In D&D 5e, do most wands no longer require command words?

In the section on magic items in the DMG, under Activating a Magic Item, it states:

Activating some magic items requires a user to do something in particular, such as holding the item and uttering a command word, reading the item if it is a scroll, or drinking it if it is a potion. The description of each item category or individual item details how an item is activated.

Further down, under Spells in the same section, it states:

Some magic items allow the user to cast a spell from the item, often by expending charges from it. The spell is cast at the lowest possible spell and caster level, doesn’t expend any of the user’s spell slots, and requires no components [emphasis mine] unless the item’s description says otherwise.

Note this emphasized text does not say material components, just components. That would suggest verbal and somatic components as well as material.

The general description of wands says nothing about command words, either:

A magic wand is about 15 inches long and crafted of metal, bone, or wood. It is tipped with metal, crystal, stone, or some other material.

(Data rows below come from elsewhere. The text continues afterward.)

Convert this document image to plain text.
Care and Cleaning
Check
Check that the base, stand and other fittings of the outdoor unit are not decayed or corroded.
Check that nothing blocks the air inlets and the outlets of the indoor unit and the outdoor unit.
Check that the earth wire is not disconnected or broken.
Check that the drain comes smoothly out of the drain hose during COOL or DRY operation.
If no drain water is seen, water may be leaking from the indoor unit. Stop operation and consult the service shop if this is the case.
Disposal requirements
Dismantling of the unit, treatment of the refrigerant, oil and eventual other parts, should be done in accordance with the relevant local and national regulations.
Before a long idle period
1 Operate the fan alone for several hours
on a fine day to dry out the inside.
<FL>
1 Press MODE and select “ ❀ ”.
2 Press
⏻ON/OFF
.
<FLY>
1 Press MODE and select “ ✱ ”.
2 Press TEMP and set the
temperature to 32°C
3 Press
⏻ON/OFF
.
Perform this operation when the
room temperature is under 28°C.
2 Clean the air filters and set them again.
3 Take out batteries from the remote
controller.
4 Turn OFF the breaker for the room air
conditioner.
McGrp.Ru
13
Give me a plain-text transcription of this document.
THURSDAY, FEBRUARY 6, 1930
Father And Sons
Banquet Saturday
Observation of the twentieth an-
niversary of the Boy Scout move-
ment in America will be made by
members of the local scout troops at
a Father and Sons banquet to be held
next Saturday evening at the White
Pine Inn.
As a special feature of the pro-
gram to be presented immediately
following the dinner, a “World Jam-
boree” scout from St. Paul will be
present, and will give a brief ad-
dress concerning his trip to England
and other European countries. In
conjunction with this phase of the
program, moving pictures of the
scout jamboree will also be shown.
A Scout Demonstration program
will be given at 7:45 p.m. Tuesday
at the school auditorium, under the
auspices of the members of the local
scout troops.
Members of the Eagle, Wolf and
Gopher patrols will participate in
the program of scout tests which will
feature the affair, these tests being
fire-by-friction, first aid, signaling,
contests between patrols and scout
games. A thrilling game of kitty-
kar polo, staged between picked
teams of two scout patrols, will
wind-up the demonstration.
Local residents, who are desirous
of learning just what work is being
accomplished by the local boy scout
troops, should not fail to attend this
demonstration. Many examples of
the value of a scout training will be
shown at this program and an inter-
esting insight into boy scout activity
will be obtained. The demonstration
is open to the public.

Further, some wand descriptions specifically mention a command word. For example, the wand of enemy detection says:

This wand has 7 charges. While holding it, you can use an action and expend 1 charge to speak its command word [emphasis mine]. For the next minute, you know the direction of the nearest creature hostile to you . . .

So going by the tenet that in 5e, the specific overrides the general, all this would suggest wands no longer need a command word to function, unless otherwise stated. But this seems like a really strange change to make from previous editions, and I’ve scoured both the rest of the rules and the web to see if I missed something.